Is there another way to perform this task as well?


Solution

  • The xsl:for-each-group instruction with @group-by is streamable as far as the technical definition is concerned, because it can operate without having the full source document in memory; however, it constructs the selected groups in memory, so it can still have a high memory requirement. So this isn't the right approach.
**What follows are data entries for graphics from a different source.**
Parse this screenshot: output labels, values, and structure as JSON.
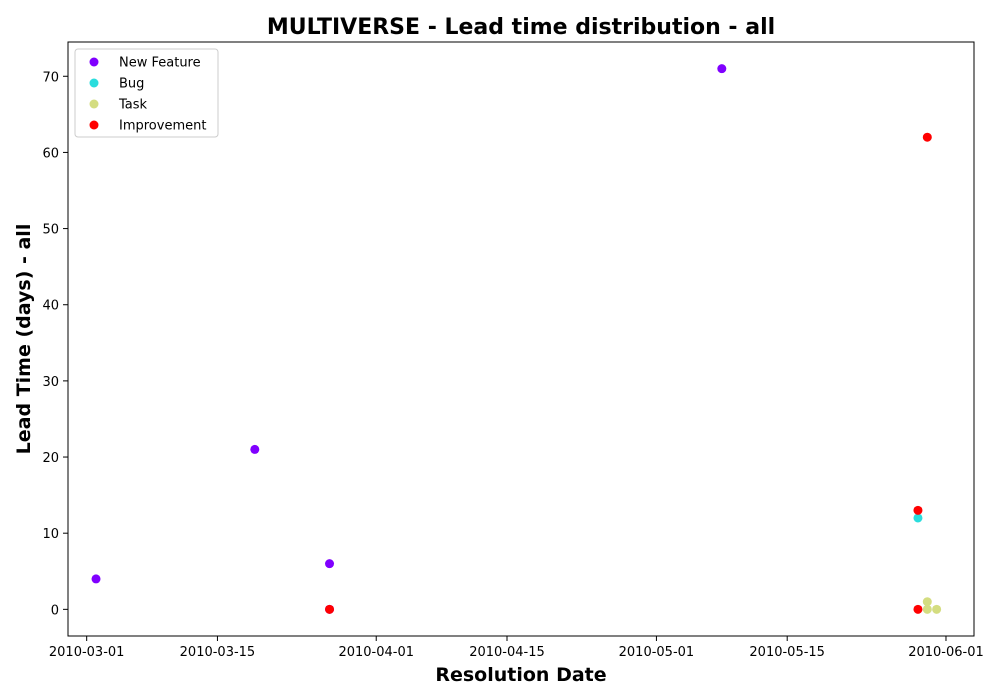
{
  "chart_data": {
    "type": "scatter",
    "title": "MULTIVERSE - Lead time distribution - all",
    "xlabel": "Resolution Date",
    "ylabel": "Lead Time (days) - all",
    "x_ticks": [
      "2010-03-01",
      "2010-03-15",
      "2010-04-01",
      "2010-04-15",
      "2010-05-01",
      "2010-05-15",
      "2010-06-01"
    ],
    "y_ticks": [
      "0",
      "10",
      "20",
      "30",
      "40",
      "50",
      "60",
      "70"
    ],
    "xlim": [
      "2010-02-27",
      "2010-06-04"
    ],
    "ylim": [
      -3.5,
      74.5
    ],
    "grid": false,
    "legend_position": "top-left",
    "series": [
      {
        "name": "New Feature",
        "color": "#8000ff",
        "points": [
          {
            "x": "2010-03-02",
            "y": 4
          },
          {
            "x": "2010-03-19",
            "y": 21
          },
          {
            "x": "2010-03-27",
            "y": 6
          },
          {
            "x": "2010-03-27",
            "y": 0
          },
          {
            "x": "2010-05-08",
            "y": 71
          }
        ]
      },
      {
        "name": "Bug",
        "color": "#2adddd",
        "points": [
          {
            "x": "2010-05-29",
            "y": 12
          }
        ]
      },
      {
        "name": "Task",
        "color": "#d4dd80",
        "points": [
          {
            "x": "2010-05-30",
            "y": 0
          },
          {
            "x": "2010-05-30",
            "y": 1
          },
          {
            "x": "2010-05-31",
            "y": 0
          }
        ]
      },
      {
        "name": "Improvement",
        "color": "#ff0000",
        "points": [
          {
            "x": "2010-03-27",
            "y": 0
          },
          {
            "x": "2010-05-29",
            "y": 13
          },
          {
            "x": "2010-05-29",
            "y": 0
          },
          {
            "x": "2010-05-30",
            "y": 62
          }
        ]
      }
    ]
  }
}
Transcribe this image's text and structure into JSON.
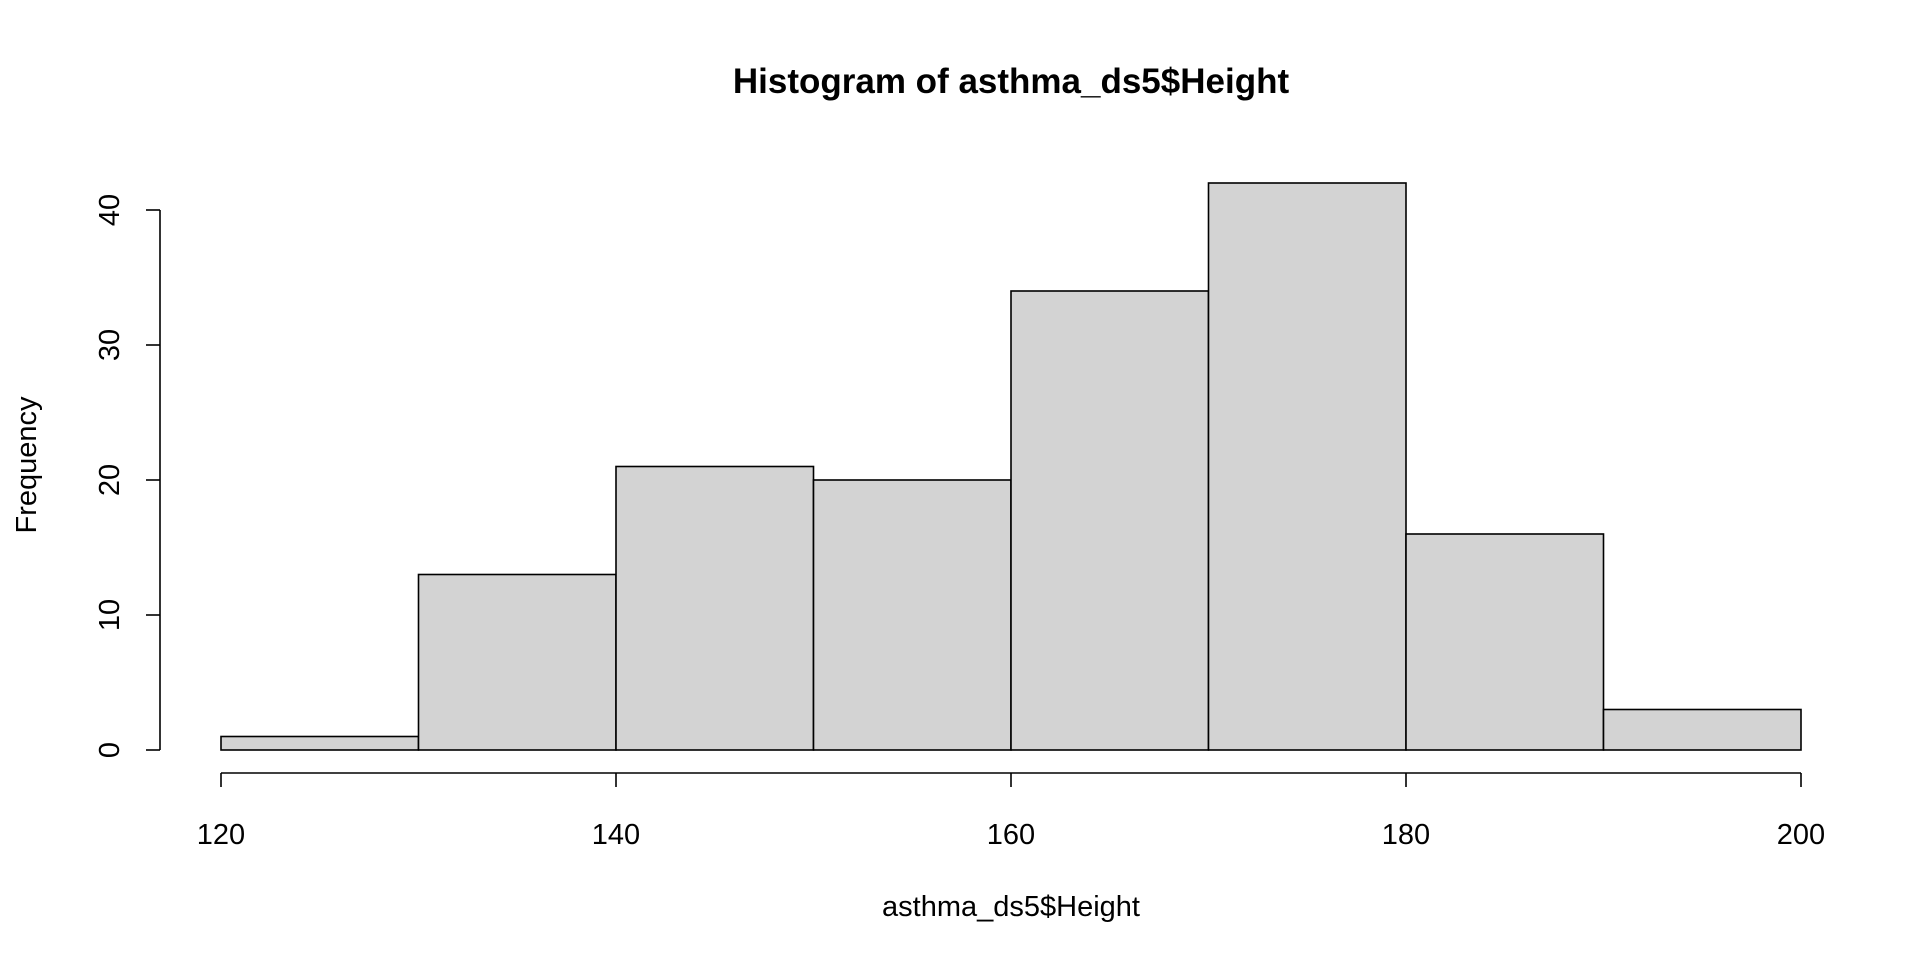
{
  "chart_data": {
    "type": "bar",
    "subtype": "histogram",
    "title": "Histogram of asthma_ds5$Height",
    "xlabel": "asthma_ds5$Height",
    "ylabel": "Frequency",
    "bins": [
      {
        "start": 120,
        "end": 130,
        "count": 1
      },
      {
        "start": 130,
        "end": 140,
        "count": 13
      },
      {
        "start": 140,
        "end": 150,
        "count": 21
      },
      {
        "start": 150,
        "end": 160,
        "count": 20
      },
      {
        "start": 160,
        "end": 170,
        "count": 34
      },
      {
        "start": 170,
        "end": 180,
        "count": 42
      },
      {
        "start": 180,
        "end": 190,
        "count": 16
      },
      {
        "start": 190,
        "end": 200,
        "count": 3
      }
    ],
    "xlim": [
      120,
      200
    ],
    "ylim": [
      0,
      42
    ],
    "xticks": [
      120,
      140,
      160,
      180,
      200
    ],
    "yticks": [
      0,
      10,
      20,
      30,
      40
    ],
    "grid": false,
    "colors": {
      "bar_fill": "#d3d3d3",
      "bar_stroke": "#000000",
      "background": "#ffffff"
    }
  }
}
    I think you're on the right lines here, but you can use group-adjacent rather than group-by, which makes it fully streamable. Here's my solution:

    <xsl:stylesheet xmlns:xsl="http://www.w3.org/1999/XSL/Transform" xmlns:xs="http://www.w3.org/2001/XMLSchema" exclude-result-prefixes="xs" version="3.0">
      
      <xsl:mode streamable="yes" on-no-match="deep-skip"/>
      <xsl:mode name="non-streamable" on-no-match="shallow-skip"/>
      
      <xsl:template match="/Report">
        <xsl:element name="INV">
            <xsl:for-each-group select="*" group-adjacent="name() = 'Line'">
              <xsl:choose>
                <xsl:when test="current-grouping-key()">
                  <xsl:element name="LINES">
                    <xsl:apply-templates select="current-group()"/>                     
                  </xsl:element>
                </xsl:when>
                <xsl:otherwise>
                  <xsl:element name="HEAD">
                    <xsl:apply-templates select="current-group()/copy-of()" mode="non-streamable"/>                     
                  </xsl:element>
                </xsl:otherwise>
              </xsl:choose>
            </xsl:for-each-group>
        </xsl:element>
      </xsl:template>
      
      <xsl:template match="Date" mode="non-streamable">
        <DTM>
          <xsl:value-of select="."/>
        </DTM>
      </xsl:template>
      
      <xsl:template match="Number" mode="non-streamable">
        <ID>
          <xsl:value-of select="."/>
        </ID>
      </xsl:template>
      
      <xsl:template match="Line">
        <LINE>
          <xsl:apply-templates/>
        </LINE>
      </xsl:template>
      
      <xsl:template match="LineNumber">
          <NUM>
            <xsl:value-of select="."/>
          </NUM>
      </xsl:template>
      
      <xsl:template match="Description">
        <DESC>
          <xsl:value-of select="."/>
        </DESC>
      </xsl:template>
      
      <xsl:template match="Quantity">
        <QTY>
          <xsl:value-of select="."/>
        </QTY>
      </xsl:template>
      
    </xsl:stylesheet>
    

    I haven't tried it on a large input file, but I think it should operate in constant memory.